ESG and Sustainability Are Becoming Procurement Priorities
Another major reason procurement is gaining strategic importance is sustainability.
Environmental, social and governance pressures increasingly shape supplier relationships, sourcing decisions and long-term operational planning. Procurement teams now play central roles in helping businesses meet net-zero targets, improve supply transparency and reduce environmental risk exposure.
This expands procurement’s influence far beyond purchasing itself.

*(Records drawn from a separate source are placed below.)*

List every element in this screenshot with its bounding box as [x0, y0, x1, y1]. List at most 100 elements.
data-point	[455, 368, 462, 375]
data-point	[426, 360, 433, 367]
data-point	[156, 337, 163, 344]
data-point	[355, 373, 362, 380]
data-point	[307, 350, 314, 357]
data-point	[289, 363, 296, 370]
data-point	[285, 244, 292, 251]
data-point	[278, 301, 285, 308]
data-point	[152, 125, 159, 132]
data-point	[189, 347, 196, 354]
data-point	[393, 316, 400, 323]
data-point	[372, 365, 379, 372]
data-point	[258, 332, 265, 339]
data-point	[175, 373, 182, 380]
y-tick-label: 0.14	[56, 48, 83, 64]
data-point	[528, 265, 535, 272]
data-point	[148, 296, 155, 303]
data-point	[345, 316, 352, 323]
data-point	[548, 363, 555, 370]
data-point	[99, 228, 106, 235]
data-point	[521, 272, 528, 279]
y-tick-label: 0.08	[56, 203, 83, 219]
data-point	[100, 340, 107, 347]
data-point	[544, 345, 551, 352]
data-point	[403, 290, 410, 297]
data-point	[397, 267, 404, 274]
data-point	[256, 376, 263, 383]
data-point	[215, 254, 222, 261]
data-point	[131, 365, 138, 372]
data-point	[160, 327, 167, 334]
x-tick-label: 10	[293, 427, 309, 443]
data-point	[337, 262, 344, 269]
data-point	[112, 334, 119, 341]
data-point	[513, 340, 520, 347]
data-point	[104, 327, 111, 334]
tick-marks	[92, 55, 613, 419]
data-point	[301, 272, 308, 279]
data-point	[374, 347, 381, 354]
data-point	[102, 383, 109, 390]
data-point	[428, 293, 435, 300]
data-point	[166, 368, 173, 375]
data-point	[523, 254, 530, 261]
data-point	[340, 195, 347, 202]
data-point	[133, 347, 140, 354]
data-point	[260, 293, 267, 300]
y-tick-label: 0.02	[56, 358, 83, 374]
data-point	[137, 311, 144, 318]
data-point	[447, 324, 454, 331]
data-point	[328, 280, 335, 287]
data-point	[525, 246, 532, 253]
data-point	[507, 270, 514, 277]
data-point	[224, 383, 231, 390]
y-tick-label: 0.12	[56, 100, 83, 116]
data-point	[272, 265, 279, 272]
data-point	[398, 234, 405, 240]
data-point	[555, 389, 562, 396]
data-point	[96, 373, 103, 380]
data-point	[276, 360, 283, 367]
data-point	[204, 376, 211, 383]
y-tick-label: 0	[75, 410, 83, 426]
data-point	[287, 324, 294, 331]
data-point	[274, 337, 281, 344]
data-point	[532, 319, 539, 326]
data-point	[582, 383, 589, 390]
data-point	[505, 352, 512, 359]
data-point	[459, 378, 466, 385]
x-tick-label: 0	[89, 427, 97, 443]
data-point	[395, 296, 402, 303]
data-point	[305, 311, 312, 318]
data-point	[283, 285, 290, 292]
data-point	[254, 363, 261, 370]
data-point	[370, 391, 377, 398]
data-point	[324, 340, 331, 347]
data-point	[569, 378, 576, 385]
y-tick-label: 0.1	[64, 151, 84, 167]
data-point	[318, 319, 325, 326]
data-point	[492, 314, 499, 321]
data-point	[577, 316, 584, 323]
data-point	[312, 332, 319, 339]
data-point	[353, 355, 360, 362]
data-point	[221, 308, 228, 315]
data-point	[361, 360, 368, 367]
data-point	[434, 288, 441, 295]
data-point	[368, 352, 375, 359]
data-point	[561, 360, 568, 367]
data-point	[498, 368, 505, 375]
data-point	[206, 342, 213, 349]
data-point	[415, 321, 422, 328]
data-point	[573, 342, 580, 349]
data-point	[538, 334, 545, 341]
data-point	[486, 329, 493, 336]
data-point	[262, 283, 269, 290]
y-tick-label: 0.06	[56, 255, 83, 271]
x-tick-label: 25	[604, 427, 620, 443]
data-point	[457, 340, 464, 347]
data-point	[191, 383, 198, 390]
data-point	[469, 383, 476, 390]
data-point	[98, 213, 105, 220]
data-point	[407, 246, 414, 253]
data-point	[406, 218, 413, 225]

Companies increasingly rely on procurement functions to evaluate ethical sourcing, carbon impact, labour standards and long-term supplier resilience simultaneously. Procurement is becoming one of the primary interfaces between corporate ambition and operational reality.
The complexity of these decisions continues increasing as supply chains become more global, politically sensitive and technologically interconnected.
That is exactly why strategic foresight is becoming so valuable.
Businesses Are Beginning to Think in Decades Again
Perhaps the most important signal behind the new Chief Futurist role is what it says about the direction of corporate strategy more broadly.
For years, many businesses focused heavily on quarterly performance, operational efficiency and short-term optimisation. But recent crises exposed the weakness of systems designed almost entirely around short-term thinking.
Companies are now rediscovering the importance of long-term resilience.
This is leading organisations to think more seriously about future scenarios, geopolitical shifts, demographic change, AI disruption and environmental transition. Procurement sits directly at the intersection of all these forces because supply chains connect virtually every part of the global economy.
The businesses most likely to succeed over the next decade may not simply be the fastest or cheapest.
They may be the ones best prepared for uncertainty.
Procurement’s Future Looks Radically Different
The creation of a Chief Futurist role may once have sounded unusual within procurement circles. Today, it feels increasingly logical.
Modern procurement professionals are no longer simply negotiating supplier contracts. They are helping organisations navigate geopolitical instability, technological disruption, sustainability transition and systemic global risk simultaneously.
The profession is evolving into something much broader: a strategic intelligence function designed around anticipation, adaptability and resilience.
And as global volatility becomes the new normal, the ability to think ahead may become procurement’s most valuable capability of all.